Daiso has stores in queen street and st lukes, albeit cut down versions compared to asia. pricing is about $3 an item (again, worse off than asia)

The fiscal year is 11 months finished, that still wont forecast one months revenue, what are the top brass doing and being paid for. Just sux. Its their jobs to communicate

They are communicating. In fact, they're smoke signalling a warning. Best you take heed of what it potentially means as consumer spending is the most crucial component of the NZ economy.

The Warehouse couldn't make hay while the sun shone. They stripped a lot of experience people out of their head office and now they are locked in with their half-backed solutions like 'The Marketplace'. They've added more and more 'leaders' from the United States while letting go of people with decades worth of service.
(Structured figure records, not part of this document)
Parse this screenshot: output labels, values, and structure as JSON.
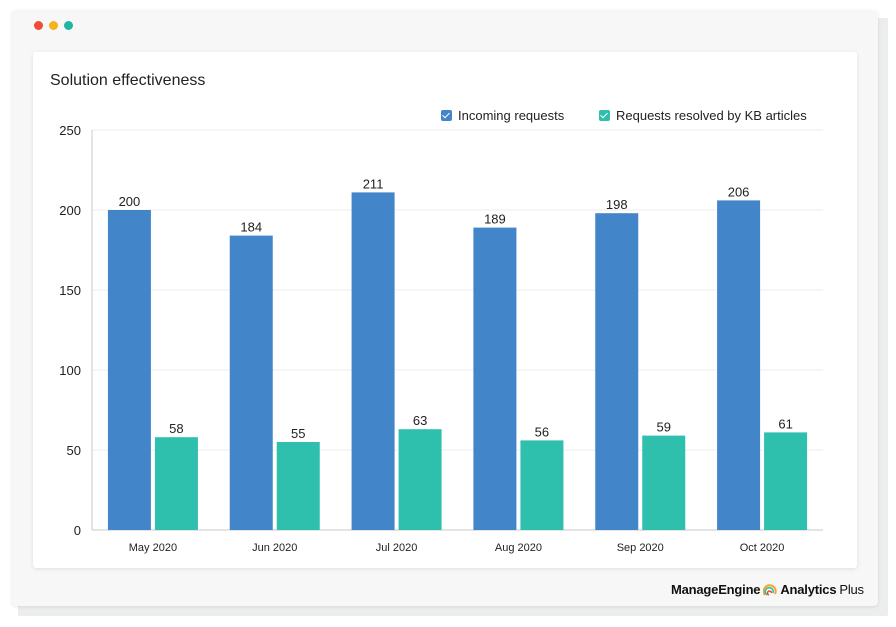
{
  "window": {
    "dots": [
      "#ee4e35",
      "#f5b31c",
      "#21b5a2"
    ]
  },
  "brand": {
    "name": "ManageEngine",
    "product": "Analytics",
    "edition": "Plus"
  },
  "colors": {
    "incoming": "#4285c8",
    "resolved": "#2ebfad",
    "grid": "#eeeeee",
    "axis": "#c8c8c8"
  },
  "chart_data": {
    "type": "bar",
    "title": "Solution effectiveness",
    "categories": [
      "May 2020",
      "Jun 2020",
      "Jul 2020",
      "Aug 2020",
      "Sep 2020",
      "Oct 2020"
    ],
    "series": [
      {
        "name": "Incoming requests",
        "values": [
          200,
          184,
          211,
          189,
          198,
          206
        ]
      },
      {
        "name": "Requests resolved by KB articles",
        "values": [
          58,
          55,
          63,
          56,
          59,
          61
        ]
      }
    ],
    "ylim": [
      0,
      250
    ],
    "yticks": [
      0,
      50,
      100,
      150,
      200,
      250
    ],
    "xlabel": "",
    "ylabel": "",
    "legend": "top-right",
    "grid": true
  }
}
The in-store experience is still a joke - you're lucky if the CDs are in alphabetical order. If were a shareholder, I'd be pissed, but I also would have sold out long ago.

We couldnt sell out before as we bought in after the market tanked. I'm appalled they won't pull finger and give a profit guidance range even. Arent they required to plan and budget for the coming year too

Would you like a stab in the dark?

1) Another of consulting on possible restructure options.
2)Layoffs of existing staff at an operational level but an expansion of the imported executive team.
3) Closures on any stores they can get out of.